Monitor CPM, reach, and conversion-rate shifts
Snapshot audience sizes and performance baselines now, then watch for drift in the weeks after rollout reaches your markets. Rising reported conversions may be match-rate recovery, not media improvement — re-baseline before declaring wins.
The CAPI item is the one most teams under-invest in. If your server-side setup is partial or your deduplication is loose, this change amplifies the problem — more matchable users means more events that can be attributed twice. Our walkthrough of server-side Conversions API tracking covers the dedup mechanics. And if you would rather have a senior team pressure-test your signal infrastructure and audience architecture before the rollout lands, that is exactly the kind of engagement our paid media service runs — audit first, then restructure only what the data says to restructure.
08 — ConclusionThe signal pool just got deeper.
A privacy-control consolidation with second-order advertiser effects.
Meta’s June 9 announcement retires a nearly-seven-year-old disconnect control and replaces it with a setting that governs usage, not collection. Off-platform data now powers ads, Feed, and Meta AI from a single pool, and users who had made themselves invisible to retargeting become matchable again as the rollout reaches their markets from July 2026 onward.

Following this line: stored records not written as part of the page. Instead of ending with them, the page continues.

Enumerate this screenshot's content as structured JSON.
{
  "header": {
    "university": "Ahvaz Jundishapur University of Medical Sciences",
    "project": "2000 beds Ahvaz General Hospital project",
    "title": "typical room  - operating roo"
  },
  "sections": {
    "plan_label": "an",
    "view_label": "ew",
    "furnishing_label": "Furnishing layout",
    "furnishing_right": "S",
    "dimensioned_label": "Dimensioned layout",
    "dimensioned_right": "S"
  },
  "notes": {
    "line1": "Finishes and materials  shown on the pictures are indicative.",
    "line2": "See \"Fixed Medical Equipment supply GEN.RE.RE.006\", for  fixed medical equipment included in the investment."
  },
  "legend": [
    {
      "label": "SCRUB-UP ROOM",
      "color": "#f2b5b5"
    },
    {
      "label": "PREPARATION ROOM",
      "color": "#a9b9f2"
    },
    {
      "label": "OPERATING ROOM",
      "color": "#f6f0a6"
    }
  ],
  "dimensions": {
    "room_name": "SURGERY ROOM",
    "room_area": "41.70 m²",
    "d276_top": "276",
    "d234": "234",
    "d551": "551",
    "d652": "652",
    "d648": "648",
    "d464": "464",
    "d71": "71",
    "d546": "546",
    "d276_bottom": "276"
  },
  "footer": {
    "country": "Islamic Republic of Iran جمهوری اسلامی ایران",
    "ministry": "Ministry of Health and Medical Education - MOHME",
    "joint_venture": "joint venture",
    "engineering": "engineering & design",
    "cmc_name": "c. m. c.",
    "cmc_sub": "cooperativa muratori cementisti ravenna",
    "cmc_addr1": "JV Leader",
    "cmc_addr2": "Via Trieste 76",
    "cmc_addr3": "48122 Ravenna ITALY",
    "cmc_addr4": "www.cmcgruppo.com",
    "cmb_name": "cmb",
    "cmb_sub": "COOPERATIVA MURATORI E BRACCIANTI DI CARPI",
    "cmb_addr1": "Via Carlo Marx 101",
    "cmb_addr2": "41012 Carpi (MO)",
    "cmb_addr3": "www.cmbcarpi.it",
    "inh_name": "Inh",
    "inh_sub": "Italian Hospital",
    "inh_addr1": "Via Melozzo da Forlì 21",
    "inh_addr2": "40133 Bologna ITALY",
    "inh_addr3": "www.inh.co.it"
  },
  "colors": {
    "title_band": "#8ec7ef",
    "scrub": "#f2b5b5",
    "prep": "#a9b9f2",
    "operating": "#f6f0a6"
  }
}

For advertisers the honest framing is: qualitative tailwind, unquantified magnitude. Retargeting pools should widen, Lookalike seeds should get more representative, and signal-matching should improve — but no source puts a number on any of it, and neither should you. The work is preparation, not prediction: clean CAPI deduplication, live retargeting audiences, refreshed creative, and a metrics baseline captured before the change hits your accounts.

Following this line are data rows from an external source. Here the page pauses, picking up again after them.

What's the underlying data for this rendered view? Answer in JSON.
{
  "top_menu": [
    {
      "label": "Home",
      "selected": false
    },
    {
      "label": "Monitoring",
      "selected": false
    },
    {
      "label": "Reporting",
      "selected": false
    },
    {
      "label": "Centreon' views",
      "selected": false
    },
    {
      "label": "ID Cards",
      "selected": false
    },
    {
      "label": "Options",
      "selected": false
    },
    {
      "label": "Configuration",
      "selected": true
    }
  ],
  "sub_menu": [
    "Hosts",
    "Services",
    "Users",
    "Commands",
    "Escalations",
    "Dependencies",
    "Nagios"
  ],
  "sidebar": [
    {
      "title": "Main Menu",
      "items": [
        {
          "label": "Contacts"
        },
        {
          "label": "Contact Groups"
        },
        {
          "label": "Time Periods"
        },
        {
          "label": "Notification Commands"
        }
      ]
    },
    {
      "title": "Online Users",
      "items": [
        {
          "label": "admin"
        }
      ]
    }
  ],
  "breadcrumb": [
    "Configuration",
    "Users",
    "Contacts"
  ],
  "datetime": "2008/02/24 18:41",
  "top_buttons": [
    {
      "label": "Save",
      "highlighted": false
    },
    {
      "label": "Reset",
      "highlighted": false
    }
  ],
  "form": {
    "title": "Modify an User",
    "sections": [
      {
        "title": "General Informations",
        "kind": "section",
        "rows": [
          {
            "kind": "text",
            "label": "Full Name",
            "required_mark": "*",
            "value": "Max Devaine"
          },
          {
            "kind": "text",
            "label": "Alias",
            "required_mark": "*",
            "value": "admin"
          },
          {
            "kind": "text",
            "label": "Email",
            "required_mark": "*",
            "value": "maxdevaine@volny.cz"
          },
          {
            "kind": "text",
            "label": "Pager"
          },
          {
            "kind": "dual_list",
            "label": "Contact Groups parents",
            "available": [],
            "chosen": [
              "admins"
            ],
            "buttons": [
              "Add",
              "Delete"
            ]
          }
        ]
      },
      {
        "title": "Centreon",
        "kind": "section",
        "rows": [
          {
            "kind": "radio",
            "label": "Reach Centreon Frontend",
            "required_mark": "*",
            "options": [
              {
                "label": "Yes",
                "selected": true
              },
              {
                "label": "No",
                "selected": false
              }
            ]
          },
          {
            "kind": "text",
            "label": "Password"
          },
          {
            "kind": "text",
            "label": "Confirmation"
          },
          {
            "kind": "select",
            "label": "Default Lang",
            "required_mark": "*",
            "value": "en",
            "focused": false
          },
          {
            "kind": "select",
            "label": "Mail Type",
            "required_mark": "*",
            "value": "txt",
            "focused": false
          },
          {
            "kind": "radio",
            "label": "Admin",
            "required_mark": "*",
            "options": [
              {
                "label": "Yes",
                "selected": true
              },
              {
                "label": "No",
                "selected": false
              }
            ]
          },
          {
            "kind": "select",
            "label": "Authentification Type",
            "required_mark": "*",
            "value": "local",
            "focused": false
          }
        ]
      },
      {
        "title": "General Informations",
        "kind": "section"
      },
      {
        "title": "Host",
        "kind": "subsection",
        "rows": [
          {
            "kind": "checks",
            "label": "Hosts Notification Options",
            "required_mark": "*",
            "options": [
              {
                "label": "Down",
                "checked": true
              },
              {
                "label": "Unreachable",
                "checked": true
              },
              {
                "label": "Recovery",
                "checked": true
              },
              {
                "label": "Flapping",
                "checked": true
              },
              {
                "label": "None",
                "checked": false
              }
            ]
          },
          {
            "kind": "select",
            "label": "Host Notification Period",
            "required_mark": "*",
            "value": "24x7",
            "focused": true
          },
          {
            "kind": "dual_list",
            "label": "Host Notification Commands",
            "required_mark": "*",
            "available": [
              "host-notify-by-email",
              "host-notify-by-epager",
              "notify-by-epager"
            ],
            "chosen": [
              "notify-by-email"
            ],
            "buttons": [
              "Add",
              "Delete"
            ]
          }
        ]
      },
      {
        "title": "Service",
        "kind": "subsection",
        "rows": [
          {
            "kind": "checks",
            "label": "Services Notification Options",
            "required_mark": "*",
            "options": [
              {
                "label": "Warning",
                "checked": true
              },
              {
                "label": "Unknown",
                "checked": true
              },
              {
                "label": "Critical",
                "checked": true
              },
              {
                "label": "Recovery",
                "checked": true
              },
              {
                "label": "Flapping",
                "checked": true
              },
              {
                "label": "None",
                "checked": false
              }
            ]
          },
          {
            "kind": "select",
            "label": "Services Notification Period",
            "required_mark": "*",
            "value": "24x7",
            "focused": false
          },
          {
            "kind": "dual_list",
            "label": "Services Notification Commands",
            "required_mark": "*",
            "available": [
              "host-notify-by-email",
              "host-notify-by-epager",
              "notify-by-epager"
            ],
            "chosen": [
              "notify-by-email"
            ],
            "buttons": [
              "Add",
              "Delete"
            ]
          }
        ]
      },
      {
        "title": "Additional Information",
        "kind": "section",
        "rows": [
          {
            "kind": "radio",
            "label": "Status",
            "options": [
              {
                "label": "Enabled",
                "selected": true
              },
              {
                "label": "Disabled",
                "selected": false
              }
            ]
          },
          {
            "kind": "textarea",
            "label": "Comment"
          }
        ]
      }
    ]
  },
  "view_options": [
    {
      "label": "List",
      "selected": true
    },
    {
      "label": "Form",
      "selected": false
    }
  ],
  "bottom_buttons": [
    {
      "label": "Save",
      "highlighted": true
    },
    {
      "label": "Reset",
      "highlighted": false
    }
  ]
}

The bigger pattern is worth logging. Platforms are consolidating consumer privacy controls at exactly the moment their ad, content, and AI systems converge on shared behavioral signals — which means more changes like this one, announced softly, with advertiser impact buried two layers down. The teams that win those transitions are the ones who read the primary source, separate the dates, and instrument before the platform moves.